You can hardly blame these poor young women, famous thanks to a fatuous TV quiz, for not knowing about the Holocaust. I remember my own schooldays in Soviet times; we weren’t taught anything about it either. We knew that the Red Army drove the Nazis back as far as Berlin; we knew that millions of people perished in the Second World War, but we weren’t told anything about the mass extermination of Jews. On the other hand, we saw plenty of anti-Semitism, both official and otherwise, in the USSR, where many Jews were unwilling or afraid to admit to being Jewish, and where a tacit quota system limited their access to university places and jobs, not to mention a ban on emigration. In this situation, how could anyone show any interest in the Holocaust – not many people in the Soviet Union would have even known the word.

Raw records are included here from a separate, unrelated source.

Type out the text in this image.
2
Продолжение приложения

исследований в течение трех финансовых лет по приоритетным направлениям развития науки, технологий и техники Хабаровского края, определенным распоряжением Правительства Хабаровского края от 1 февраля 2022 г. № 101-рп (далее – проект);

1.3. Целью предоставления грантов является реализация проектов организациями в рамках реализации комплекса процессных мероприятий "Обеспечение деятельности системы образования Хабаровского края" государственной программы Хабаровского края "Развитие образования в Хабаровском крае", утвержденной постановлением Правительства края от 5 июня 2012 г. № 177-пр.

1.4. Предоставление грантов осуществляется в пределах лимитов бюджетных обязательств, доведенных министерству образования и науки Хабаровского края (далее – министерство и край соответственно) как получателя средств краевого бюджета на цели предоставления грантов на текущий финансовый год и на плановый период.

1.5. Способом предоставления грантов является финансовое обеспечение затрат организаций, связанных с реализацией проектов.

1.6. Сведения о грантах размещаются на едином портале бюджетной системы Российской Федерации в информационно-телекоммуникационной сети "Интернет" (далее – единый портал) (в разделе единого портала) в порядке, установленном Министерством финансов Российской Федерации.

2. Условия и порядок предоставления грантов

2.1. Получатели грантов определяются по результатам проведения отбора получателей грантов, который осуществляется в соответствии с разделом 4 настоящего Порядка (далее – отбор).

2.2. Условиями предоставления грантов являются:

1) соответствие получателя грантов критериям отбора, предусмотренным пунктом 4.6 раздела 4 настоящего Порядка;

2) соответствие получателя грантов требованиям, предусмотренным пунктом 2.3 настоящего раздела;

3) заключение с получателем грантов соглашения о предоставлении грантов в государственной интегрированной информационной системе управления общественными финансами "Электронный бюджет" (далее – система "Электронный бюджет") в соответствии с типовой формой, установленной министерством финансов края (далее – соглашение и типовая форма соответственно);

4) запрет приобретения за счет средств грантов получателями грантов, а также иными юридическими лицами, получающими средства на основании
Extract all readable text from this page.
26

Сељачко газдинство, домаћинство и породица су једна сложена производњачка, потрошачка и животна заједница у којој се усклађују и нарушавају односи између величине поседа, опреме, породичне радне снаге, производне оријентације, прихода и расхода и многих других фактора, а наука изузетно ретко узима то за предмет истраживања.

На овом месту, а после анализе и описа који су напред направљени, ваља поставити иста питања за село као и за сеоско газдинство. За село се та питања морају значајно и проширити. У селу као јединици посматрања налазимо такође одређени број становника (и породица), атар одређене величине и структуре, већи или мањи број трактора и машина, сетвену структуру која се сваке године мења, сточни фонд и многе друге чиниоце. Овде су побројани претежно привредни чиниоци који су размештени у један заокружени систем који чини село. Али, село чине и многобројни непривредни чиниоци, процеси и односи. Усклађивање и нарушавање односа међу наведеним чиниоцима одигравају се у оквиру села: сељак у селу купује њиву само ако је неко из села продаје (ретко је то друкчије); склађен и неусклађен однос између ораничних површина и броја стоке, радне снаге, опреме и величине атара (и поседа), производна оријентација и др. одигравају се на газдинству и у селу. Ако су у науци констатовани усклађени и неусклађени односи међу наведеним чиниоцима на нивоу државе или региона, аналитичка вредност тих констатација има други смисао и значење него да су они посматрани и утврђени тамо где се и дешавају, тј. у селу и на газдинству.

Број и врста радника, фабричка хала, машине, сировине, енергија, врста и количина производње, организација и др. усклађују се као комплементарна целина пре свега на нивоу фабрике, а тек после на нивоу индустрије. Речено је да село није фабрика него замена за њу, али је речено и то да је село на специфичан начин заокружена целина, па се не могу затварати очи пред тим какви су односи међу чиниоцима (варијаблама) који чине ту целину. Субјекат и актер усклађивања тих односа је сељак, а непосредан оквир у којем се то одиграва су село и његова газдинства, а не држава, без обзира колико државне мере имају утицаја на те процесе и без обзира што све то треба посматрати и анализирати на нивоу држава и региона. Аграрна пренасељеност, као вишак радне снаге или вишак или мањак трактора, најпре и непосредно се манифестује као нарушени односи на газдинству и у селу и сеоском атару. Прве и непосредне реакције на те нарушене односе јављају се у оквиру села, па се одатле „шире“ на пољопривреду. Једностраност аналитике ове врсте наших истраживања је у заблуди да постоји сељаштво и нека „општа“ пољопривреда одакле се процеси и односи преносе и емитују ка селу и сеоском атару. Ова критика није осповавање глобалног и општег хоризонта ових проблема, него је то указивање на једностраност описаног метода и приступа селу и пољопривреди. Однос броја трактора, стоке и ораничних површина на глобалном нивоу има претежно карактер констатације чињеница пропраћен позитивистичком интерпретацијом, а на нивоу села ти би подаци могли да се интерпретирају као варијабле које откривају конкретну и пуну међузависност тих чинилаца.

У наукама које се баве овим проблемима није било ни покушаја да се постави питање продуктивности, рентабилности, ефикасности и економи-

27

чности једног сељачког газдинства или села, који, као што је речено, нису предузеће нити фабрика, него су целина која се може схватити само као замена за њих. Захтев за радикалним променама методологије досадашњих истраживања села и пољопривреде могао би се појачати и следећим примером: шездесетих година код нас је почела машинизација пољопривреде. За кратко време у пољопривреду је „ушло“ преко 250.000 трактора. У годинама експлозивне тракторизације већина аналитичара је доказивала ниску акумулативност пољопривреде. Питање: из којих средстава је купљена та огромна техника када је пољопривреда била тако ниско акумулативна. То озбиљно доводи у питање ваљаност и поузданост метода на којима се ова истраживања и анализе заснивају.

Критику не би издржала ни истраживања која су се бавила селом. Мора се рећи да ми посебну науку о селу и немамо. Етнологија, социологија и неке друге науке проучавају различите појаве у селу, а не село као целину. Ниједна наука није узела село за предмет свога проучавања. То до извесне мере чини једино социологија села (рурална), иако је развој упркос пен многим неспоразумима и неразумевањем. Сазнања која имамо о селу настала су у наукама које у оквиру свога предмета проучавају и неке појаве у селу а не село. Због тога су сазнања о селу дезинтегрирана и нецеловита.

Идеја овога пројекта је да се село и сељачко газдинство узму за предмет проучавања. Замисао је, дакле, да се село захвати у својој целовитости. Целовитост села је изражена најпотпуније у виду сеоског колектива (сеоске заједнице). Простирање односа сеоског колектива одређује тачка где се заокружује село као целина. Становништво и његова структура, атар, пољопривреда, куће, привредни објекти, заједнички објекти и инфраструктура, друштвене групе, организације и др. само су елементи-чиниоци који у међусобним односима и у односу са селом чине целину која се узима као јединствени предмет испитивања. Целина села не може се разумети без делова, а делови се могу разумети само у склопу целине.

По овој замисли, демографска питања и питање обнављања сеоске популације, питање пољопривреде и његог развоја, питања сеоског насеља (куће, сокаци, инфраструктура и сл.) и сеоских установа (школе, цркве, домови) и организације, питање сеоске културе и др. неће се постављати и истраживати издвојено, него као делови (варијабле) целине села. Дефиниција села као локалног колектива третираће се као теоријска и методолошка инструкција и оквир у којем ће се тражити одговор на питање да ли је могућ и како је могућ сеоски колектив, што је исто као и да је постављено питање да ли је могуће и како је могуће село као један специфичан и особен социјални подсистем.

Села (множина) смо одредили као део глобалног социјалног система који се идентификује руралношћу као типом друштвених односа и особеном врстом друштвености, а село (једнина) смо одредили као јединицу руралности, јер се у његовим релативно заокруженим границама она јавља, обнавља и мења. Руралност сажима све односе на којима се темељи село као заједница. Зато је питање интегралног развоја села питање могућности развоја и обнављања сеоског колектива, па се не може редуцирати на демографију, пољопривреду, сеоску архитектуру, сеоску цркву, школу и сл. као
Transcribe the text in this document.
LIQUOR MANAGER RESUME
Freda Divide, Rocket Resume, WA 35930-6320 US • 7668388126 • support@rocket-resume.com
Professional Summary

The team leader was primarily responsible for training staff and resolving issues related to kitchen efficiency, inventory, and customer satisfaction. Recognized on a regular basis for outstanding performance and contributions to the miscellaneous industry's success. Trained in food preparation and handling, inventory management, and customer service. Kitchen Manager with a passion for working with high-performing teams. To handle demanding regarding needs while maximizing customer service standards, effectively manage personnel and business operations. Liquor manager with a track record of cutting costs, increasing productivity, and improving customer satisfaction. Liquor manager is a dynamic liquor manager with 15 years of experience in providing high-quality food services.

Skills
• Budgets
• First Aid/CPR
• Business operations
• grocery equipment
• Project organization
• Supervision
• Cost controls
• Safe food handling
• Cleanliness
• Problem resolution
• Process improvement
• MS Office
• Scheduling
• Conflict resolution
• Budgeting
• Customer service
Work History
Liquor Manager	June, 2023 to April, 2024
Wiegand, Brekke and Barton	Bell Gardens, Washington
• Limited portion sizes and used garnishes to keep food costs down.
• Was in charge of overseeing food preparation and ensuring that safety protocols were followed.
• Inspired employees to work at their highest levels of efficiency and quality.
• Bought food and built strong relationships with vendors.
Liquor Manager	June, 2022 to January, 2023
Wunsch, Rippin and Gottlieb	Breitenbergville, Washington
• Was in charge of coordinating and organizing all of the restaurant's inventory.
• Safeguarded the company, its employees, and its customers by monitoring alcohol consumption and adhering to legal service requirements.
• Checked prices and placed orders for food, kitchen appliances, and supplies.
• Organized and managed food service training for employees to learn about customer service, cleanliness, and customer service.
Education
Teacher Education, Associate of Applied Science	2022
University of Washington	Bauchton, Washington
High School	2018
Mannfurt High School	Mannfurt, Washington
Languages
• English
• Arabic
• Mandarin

'At school in Soviet times we weren’t taught about the Holocaust either, but we did see lots of anti-Semitism - a tacit quota system limited Jewish people’s access to university places and jobs.'
Historian and researcher Ksenya Poluektova is not surprised by Russians’ general ignorance of this human tragedy, and believes it is typical not only of young people but of their parents’ generation as well: ‘One the one hand, it’s just not interesting, there’s nothing there to fire the imagination or talk about, and on the other this is a generation weaned on TV and exposed to very bad history textbooks.’ Poluektova believes the young people of today should be understood, not criticised: ’How are they supposed to know? The only things they might have seen are films like ‘Schindler’s List’ and ‘Life is Beautiful’, which shows the Holocaust happening not here, not to us, but in some faraway countries. They can’t see that it has any direct connection with Russia.’
Before we left Krakow, I asked Ksenya and Zhenya whether they would tell their friends and fellow students about what they had seen. Ksenya thought for a moment and said, ‘I don’t know many people who’d be interested in something that happened here 70 years ago. If they ask, we’ll tell them all about it, but we won’t bring up the subject ourselves.’ She looked at Zhenya, who nodded in agreement. Would their trip to Poland change their lives in any way? ‘I think so. I hope so.’